Nanoparticles offer new ways to combat cancer

Nanoparticles are offering a promising new way to strike at cancer, according to researchers working at MIT and Brigham and Women's Hospital.

In a paper published in April in the online edition of the Proceedings of the National Academy of Sciences, the team reported a way to custom design nanoparticles so they home in on dangerous cancer cells, then enter the cells to deliver lethal doses of chemotherapy. Normal, healthy cells remain unscathed.

Experiments were conducted first on cells growing in laboratory dishes, and then on mice bearing human prostate tumors. The tumors shrank dramatically, and all the treated mice survived, although the untreated control animals did not.

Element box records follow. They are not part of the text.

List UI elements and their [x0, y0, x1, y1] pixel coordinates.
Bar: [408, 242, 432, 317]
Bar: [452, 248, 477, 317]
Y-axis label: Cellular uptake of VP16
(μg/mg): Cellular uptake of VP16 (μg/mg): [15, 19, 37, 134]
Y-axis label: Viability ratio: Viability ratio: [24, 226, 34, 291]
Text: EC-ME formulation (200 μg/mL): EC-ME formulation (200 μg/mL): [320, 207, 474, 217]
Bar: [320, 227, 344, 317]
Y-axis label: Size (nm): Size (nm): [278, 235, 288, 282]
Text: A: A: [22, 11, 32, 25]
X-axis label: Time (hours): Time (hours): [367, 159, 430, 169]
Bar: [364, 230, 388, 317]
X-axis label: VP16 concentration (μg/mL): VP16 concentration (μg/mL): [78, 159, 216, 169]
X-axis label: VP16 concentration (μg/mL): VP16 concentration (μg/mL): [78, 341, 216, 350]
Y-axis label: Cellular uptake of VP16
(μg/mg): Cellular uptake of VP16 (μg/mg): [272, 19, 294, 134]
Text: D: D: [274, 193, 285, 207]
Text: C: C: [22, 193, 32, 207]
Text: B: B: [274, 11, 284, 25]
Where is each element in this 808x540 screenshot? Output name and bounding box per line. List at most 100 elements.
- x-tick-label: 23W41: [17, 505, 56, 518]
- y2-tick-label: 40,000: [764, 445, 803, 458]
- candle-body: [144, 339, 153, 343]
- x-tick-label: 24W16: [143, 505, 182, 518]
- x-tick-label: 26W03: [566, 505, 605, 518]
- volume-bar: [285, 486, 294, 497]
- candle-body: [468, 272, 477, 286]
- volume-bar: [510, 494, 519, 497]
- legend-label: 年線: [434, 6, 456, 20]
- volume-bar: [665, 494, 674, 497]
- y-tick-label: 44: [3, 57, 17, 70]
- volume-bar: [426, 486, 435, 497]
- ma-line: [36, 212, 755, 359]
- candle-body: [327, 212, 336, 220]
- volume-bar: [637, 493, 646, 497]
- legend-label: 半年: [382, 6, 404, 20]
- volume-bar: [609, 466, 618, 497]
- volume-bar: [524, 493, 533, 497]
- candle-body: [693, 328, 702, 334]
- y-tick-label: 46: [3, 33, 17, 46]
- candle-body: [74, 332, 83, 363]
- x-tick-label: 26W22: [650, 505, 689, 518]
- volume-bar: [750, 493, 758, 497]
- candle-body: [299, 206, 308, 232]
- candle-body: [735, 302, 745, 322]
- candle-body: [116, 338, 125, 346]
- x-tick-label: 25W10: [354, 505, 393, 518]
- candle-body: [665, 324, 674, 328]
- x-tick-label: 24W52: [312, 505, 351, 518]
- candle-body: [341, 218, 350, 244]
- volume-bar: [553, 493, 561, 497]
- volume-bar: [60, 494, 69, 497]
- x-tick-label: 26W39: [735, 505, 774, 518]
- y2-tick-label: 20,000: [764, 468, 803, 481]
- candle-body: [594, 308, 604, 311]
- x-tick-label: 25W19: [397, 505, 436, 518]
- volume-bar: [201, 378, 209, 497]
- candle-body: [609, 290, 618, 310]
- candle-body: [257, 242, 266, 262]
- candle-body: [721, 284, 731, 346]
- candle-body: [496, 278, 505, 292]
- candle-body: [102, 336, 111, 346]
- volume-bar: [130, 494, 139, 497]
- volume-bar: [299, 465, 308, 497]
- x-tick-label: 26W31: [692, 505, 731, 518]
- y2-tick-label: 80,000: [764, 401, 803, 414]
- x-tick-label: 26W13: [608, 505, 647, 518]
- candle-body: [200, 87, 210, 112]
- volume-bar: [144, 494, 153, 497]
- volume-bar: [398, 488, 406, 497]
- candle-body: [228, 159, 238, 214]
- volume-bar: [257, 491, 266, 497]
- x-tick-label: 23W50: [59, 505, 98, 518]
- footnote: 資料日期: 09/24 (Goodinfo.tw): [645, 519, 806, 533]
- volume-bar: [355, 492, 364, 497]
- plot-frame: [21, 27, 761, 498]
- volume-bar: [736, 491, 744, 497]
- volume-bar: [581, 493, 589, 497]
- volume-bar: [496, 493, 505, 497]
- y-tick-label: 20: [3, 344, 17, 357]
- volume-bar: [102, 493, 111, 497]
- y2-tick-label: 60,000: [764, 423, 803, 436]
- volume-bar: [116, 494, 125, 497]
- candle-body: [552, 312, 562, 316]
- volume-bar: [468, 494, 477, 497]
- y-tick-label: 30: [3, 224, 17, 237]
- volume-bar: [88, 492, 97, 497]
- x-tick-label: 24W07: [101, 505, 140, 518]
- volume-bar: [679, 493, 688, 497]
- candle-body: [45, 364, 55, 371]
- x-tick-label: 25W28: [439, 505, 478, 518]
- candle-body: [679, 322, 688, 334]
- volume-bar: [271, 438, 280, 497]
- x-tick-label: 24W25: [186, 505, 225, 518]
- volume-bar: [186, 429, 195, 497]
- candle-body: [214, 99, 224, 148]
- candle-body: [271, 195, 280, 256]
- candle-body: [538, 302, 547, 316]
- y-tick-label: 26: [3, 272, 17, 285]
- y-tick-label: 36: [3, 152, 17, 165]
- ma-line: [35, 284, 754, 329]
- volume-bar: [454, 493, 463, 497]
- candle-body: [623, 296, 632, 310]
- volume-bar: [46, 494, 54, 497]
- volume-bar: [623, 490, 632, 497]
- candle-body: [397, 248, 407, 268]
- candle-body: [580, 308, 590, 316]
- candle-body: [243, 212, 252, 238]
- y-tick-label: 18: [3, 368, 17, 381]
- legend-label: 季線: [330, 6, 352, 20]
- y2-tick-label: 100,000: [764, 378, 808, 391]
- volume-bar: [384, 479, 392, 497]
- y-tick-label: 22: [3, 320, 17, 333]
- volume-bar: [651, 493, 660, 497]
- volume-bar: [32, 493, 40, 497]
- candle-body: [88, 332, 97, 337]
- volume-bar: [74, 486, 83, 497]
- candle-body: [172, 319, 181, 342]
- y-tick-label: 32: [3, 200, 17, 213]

"A single injection of our nanoparticles completely eradicated the tumors in five of the seven treated animals, and the remaining animals also had significant tumor reduction, compared with the controls," said Dr Omid C. Farokhzad, an assistant professor at Brigham and Women's Hospital and Harvard Medical School.

In the study, Farokhzad and colleagues tailor-made tiny sponge-like nanoparticles laced with docetaxel. The particles are specifically designed to dissolve in a cell's internal fluids, releasing the anticancer drug either rapidly or slowly, depending on what is needed. These nanoparticles were purposely made from materials that are familiar and approved for medical applications by the US FDA.

To make sure only the correct cells are hit, the nanoparticles are "decorated" on the outside with targeting molecules called aptamers. Like homing devices, the aptamers specifically recognise the surface molecules on cancer cells, while avoiding normal cells. In addition, the nanoparticles also display polyethylene glycol molecules, which keep them from being rapidly destroyed by macrophages.

The team chose nanoparticles as drug delivery vehicles because they are so small that living cells readily swallow them when they arrive at the cell's surface. They created particles that are about 150 nanometers in size as particles larger than 200 nanometers are less likely to get through a cell's membrane.

The scientists said that further testing is needed. Although all the parts and pieces of their new system are known to be safe, the system itself must yet be proven safe and effective in humans.

Further, from an engineering perspective, Farokhzad said the team wanted to develop a broadly applicable system that other investigators could alter for their own purposes. The technology could be applied to almost any disease by re-engineering the nanoparticles' properties.